The initial approach to HLH is crucial, as initial manifestations are often nonspecific and may result from various triggers or patient-specific conditions, such as the telomere mutation in our case. 16 Recognizing alterations in blood series (cytopenias), elevated inflammatory markers, liver dysfunction, and coagulopathy in a patient with multisystemic deterioration raises suspicion for HLH. 16 Additionally, hematologic findings such as recurrent cytopenias, unexplained thrombocytopenia, or hypocellular bone marrow, suggest the possibility of TBD, as in our case. 21
Some authors suggested that it might be helpful to study the TERC gene in patients with AA, myelodysplasia, or acute leukemia, 8 and genetic testing may also be warranted in hemophagocytic syndromes, especially with family histories suggesting bone marrow compromise. Early diagnostic suspicion is crucial for improving survival,1,2 and further research is needed to better characterize the clinical manifestations of this mutation.

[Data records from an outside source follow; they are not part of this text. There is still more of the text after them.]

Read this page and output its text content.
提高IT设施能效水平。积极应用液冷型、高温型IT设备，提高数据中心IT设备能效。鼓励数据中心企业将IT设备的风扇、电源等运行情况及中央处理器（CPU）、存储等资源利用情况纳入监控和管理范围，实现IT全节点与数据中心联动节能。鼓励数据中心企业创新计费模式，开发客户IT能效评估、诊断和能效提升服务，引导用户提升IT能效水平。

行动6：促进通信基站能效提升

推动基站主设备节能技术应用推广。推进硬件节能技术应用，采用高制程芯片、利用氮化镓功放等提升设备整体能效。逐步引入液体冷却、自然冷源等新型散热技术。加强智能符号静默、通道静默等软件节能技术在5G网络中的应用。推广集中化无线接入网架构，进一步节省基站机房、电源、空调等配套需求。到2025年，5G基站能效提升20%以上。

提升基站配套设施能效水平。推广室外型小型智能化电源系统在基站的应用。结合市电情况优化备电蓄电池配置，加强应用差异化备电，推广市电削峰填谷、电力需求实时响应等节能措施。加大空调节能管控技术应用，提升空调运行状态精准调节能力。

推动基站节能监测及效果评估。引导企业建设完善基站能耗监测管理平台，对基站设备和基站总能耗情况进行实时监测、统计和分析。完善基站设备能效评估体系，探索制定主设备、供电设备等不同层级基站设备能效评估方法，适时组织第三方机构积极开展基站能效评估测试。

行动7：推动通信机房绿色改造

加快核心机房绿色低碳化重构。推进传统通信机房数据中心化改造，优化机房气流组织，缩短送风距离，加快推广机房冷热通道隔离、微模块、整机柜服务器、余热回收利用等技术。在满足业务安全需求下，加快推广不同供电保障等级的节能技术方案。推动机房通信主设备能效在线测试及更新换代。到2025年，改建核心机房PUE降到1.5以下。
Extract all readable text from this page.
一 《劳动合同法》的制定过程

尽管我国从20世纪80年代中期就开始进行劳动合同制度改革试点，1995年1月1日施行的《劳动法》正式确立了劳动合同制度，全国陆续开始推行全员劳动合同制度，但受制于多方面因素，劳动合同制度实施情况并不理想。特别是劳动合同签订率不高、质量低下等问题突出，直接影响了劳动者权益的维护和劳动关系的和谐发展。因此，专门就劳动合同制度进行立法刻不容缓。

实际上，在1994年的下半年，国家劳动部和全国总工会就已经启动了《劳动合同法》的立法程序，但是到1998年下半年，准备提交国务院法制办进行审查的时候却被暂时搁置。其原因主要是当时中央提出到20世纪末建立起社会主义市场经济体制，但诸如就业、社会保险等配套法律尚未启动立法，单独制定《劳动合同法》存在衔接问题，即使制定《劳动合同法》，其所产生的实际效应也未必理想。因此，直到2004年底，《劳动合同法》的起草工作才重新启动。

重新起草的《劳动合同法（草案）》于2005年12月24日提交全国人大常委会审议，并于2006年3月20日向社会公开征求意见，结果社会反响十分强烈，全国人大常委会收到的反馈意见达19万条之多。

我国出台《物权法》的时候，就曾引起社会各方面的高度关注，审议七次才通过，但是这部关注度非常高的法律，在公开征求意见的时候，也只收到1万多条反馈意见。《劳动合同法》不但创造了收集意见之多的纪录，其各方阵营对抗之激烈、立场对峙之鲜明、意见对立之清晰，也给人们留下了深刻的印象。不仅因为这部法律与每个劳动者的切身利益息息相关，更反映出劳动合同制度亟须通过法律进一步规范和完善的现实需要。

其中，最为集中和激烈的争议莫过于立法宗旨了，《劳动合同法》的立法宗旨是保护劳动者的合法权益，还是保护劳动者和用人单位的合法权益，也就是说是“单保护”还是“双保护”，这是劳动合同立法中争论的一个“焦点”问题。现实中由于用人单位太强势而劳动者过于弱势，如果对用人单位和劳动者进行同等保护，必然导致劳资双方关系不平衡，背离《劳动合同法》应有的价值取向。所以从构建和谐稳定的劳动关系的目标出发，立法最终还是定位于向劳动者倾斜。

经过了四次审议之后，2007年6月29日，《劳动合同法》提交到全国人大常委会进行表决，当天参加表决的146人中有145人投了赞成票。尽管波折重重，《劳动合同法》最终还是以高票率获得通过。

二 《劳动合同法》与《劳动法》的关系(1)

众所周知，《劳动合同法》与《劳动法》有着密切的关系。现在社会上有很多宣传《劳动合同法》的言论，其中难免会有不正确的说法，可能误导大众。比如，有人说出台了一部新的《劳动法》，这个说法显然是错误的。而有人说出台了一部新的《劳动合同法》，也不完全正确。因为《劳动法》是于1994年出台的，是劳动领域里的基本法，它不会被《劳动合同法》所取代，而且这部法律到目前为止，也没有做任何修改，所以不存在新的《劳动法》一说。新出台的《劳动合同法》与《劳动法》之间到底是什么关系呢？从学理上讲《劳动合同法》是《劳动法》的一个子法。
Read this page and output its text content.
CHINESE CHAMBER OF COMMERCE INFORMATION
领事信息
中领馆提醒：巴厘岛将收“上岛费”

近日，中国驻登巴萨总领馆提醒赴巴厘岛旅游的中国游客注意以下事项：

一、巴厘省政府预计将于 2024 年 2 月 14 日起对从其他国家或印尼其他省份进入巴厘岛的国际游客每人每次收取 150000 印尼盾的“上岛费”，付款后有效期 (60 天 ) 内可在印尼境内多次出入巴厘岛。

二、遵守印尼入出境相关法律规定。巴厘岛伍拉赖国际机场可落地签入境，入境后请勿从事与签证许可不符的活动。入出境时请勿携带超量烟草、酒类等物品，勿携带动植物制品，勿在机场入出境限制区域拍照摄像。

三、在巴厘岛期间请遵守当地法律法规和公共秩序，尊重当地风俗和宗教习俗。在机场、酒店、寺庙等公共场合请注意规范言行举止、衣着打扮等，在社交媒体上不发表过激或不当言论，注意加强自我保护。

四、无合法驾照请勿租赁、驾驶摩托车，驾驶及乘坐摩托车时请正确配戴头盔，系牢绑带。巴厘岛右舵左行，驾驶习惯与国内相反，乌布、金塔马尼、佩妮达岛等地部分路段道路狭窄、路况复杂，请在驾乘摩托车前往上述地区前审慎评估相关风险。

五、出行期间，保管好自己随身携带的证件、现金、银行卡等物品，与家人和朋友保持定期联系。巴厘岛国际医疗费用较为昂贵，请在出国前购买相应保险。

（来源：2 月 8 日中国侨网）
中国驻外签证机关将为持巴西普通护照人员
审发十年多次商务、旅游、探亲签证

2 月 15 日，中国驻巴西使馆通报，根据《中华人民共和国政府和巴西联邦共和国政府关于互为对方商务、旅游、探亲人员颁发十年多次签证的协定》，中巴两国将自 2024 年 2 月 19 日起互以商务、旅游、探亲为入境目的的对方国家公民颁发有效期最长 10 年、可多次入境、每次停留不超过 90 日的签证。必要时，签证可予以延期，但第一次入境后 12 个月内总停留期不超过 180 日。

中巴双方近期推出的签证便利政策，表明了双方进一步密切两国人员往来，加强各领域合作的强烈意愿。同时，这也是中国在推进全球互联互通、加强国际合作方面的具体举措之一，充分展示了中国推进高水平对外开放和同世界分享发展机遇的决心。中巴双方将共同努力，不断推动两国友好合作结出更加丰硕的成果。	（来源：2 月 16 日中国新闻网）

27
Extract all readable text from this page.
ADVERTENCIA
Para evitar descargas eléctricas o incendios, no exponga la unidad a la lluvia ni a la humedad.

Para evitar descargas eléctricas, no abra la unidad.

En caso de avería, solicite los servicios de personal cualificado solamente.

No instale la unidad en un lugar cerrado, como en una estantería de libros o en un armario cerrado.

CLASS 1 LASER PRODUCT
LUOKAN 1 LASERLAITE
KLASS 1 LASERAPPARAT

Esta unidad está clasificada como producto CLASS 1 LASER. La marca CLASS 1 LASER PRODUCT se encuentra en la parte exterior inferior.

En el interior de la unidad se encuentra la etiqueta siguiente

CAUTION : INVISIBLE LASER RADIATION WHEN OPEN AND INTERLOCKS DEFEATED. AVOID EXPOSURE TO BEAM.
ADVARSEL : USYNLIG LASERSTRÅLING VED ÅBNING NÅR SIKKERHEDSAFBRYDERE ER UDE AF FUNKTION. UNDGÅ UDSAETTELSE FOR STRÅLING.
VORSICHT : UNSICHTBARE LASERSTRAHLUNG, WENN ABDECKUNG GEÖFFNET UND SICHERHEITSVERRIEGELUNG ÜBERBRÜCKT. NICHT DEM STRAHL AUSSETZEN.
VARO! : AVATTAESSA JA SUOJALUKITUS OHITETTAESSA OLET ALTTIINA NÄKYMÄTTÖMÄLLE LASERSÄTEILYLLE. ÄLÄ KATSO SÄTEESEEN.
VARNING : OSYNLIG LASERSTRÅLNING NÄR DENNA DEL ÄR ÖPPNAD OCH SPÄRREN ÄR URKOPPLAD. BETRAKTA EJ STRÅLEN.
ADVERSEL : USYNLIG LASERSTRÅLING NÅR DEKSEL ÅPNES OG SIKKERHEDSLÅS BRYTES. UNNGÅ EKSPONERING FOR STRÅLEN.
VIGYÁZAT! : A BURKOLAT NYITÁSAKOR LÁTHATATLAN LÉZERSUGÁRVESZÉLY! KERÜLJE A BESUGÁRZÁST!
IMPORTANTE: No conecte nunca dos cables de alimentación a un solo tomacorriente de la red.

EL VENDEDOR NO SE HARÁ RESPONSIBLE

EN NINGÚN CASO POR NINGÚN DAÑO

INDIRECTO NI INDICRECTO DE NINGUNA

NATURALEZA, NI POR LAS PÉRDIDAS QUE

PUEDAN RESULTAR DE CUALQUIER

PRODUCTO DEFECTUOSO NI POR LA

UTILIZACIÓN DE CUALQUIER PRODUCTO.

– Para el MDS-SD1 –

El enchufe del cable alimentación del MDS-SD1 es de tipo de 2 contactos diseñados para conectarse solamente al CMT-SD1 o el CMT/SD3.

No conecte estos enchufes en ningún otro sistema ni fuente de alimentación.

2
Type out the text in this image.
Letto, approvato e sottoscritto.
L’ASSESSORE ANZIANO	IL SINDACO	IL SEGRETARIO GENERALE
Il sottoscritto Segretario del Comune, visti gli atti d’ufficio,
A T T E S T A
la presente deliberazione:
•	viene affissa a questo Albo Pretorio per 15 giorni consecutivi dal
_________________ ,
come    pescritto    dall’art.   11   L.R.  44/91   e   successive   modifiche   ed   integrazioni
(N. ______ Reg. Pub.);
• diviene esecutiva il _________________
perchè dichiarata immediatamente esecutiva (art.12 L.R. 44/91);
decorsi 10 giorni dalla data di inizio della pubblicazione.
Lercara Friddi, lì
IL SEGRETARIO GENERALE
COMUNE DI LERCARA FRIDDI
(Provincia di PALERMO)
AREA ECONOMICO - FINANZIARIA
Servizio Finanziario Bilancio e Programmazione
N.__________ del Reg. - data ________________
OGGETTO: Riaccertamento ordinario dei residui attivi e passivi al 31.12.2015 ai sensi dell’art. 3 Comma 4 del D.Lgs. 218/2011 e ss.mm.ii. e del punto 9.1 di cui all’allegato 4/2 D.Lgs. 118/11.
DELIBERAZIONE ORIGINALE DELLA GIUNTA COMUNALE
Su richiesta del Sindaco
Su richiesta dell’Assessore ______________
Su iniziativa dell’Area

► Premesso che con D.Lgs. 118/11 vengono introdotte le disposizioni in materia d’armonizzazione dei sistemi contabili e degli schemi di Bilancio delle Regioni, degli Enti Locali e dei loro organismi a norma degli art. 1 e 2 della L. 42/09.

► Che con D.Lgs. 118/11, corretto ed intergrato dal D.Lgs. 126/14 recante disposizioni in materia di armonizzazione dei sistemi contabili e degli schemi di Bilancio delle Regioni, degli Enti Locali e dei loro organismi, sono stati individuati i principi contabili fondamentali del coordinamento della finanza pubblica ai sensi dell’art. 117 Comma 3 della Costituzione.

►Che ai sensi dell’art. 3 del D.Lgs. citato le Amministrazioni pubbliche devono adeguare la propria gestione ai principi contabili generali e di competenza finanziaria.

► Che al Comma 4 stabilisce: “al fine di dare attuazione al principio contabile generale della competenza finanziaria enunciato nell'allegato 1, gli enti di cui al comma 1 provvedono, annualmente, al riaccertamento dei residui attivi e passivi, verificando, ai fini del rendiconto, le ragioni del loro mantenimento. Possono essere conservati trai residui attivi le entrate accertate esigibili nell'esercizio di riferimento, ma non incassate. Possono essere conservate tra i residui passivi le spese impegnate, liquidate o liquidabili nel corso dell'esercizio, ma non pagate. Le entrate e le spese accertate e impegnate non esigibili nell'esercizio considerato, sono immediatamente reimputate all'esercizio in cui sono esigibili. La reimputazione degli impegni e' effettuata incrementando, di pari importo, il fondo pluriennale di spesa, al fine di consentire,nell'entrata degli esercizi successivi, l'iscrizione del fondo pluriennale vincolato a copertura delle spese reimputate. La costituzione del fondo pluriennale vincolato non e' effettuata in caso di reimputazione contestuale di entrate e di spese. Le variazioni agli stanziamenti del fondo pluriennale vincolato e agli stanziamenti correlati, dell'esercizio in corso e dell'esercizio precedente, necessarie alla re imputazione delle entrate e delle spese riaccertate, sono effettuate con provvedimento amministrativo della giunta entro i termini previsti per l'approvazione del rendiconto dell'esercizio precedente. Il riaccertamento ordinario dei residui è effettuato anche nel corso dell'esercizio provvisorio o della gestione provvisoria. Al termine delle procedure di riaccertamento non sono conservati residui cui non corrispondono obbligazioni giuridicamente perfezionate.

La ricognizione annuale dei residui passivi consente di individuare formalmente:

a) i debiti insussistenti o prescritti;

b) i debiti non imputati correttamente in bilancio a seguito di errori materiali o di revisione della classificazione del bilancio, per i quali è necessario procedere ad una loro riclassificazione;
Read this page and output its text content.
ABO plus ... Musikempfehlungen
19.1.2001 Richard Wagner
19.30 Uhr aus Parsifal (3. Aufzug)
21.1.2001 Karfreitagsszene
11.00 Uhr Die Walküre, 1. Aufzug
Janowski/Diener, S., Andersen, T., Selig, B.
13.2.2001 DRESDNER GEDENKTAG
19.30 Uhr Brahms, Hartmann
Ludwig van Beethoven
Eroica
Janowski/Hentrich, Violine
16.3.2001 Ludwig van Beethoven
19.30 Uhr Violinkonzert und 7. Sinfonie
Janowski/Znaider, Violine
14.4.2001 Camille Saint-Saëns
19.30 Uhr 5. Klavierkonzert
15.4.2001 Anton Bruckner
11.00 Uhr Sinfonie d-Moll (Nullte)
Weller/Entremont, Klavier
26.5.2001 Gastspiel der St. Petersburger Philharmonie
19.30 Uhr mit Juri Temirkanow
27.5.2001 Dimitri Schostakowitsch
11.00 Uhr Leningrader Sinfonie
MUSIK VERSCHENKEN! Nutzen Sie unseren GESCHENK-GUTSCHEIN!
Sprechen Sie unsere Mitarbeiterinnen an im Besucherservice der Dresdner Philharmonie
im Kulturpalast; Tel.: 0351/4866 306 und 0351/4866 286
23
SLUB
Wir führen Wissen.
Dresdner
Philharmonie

Strengths of our study include the comprehensive evaluation by a multidisciplinary team of specialists from pediatrics, infectious disease, genetics, hematology, pediatric oncology, and pediatric rheumatology. All diagnoses were made by consensus among these specialists, and other possible causes were ruled out. Limitations include the delay in genetic diagnosis at the initial presentation due to logistical constraints, requiring testing to be conducted abroad. Likewise, the statement that BMF due to a TERC mutation may present as HLH should be approached with caution, making it necessary to individualize each case and conduct a thorough differential diagnosis, especially considering that hemophagocytosis acts as a hallmark in several conditions beyond HLH.
Conclusion
HLH as the initial manifestation of BMF is rare. Given the variable clinical presentation of TBD, which includes bone marrow compromise, it is important to rule out TBD in patients with undetermined BMF. This case underscores the importance of considering TBD in children with BMF of unclear etiology and highlights the value of genetic testing in such cases.